SOFIA VANHOVE
Encore jeune, Sofia a été l’enjeu d’un marché sordide.
Lorsqu’elle arrive à Liège et qu’elle rencontre Milo à l’école de photographie, en 2015, elle est toujours en détresse. Depuis la profanation, sa vie apparaît vaine et elle ne peut plus s’abandonner. Les amants tenteront d’assumer leur amour déséquilibré, jusqu’à l’issue.
Et après, il faudra bien continuer à vivre, ce que Milo fera à sa manière, déterminée.
Un tableau de Giorgione, « Judith », relie les personnages. Pour Sofia, c’est une métaphore de ce qui aurait pu être.
En fin de compte, sans Sofia, rien ne serait arrivé …
extrait : "
Nous passions des heures dans le labo qu’elle avait aménagé, dans son kot en Hors-Château, un joli petit grenier, que j’appelais sa boîte de poupée. Je pense qu’elle aimait ces temps dans le noir, à développer des pellicules à divers grains, attendant de voir venir sous l’effet du révélateur, éclairées du seul halo orange, les vues photographiées quelques heures avant. Là, elle était concentrée et systématique.
— Avec le numérique, t’as plus tout ça !
À sa manière, Sofia était conservatrice, nostalgique de la photo à l’ancienne, d’une nostalgie forçant le talent.
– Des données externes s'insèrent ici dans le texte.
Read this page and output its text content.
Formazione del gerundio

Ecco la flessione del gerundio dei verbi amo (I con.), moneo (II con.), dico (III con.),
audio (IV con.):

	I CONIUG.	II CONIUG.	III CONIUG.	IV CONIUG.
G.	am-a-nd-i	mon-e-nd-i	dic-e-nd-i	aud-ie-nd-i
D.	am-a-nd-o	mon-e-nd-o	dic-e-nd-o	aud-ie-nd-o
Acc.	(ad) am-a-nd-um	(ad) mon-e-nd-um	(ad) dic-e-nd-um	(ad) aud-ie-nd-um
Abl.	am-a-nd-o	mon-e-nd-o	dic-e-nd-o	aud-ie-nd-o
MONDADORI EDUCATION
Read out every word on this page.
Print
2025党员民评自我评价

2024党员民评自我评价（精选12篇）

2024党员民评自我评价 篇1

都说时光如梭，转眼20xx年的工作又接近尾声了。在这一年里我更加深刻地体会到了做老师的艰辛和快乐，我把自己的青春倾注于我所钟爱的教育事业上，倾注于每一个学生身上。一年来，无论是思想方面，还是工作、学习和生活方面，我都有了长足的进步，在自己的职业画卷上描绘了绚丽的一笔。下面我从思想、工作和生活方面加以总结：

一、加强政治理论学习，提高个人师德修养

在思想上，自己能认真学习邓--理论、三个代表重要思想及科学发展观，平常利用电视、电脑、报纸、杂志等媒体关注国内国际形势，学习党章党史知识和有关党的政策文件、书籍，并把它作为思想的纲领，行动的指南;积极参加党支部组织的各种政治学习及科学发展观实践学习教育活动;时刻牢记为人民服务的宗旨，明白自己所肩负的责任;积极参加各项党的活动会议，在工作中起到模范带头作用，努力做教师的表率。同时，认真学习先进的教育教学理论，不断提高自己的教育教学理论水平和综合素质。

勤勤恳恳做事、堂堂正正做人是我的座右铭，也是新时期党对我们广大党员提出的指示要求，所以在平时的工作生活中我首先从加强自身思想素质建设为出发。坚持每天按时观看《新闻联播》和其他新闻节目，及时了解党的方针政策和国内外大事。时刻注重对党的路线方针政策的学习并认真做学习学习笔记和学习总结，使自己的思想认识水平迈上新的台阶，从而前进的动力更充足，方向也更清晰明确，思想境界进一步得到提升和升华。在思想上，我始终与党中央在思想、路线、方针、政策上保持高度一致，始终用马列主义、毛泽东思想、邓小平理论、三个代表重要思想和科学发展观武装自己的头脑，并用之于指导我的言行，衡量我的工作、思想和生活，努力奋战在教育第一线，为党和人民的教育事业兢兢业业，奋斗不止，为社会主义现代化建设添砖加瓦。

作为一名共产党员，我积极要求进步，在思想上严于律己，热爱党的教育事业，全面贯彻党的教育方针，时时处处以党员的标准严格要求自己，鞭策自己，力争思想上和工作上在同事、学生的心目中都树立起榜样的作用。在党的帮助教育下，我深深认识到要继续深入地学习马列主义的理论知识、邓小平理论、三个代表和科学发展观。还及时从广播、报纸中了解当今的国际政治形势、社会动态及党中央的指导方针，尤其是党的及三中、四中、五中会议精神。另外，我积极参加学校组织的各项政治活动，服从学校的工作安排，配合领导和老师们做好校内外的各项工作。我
Ce furent souvent des instants heureux dans le labo, pour moi du moins.
Mais c’est aussi dans le noir qu’elle me raconta le viol, sans tout dire toutefois, ses parents démissionnaires, son frère déchu, le vide de son âme. Je regrettais qu’elle n’explique pas mieux ce qui lui était arrivé ; sans les détails, les circonstances restaient abstraites. Mais je savais devoir me taire.
C’est dans l’odeur des produits chimiques, révélateurs et fixateurs d’image, que j’admis que je l’aimais.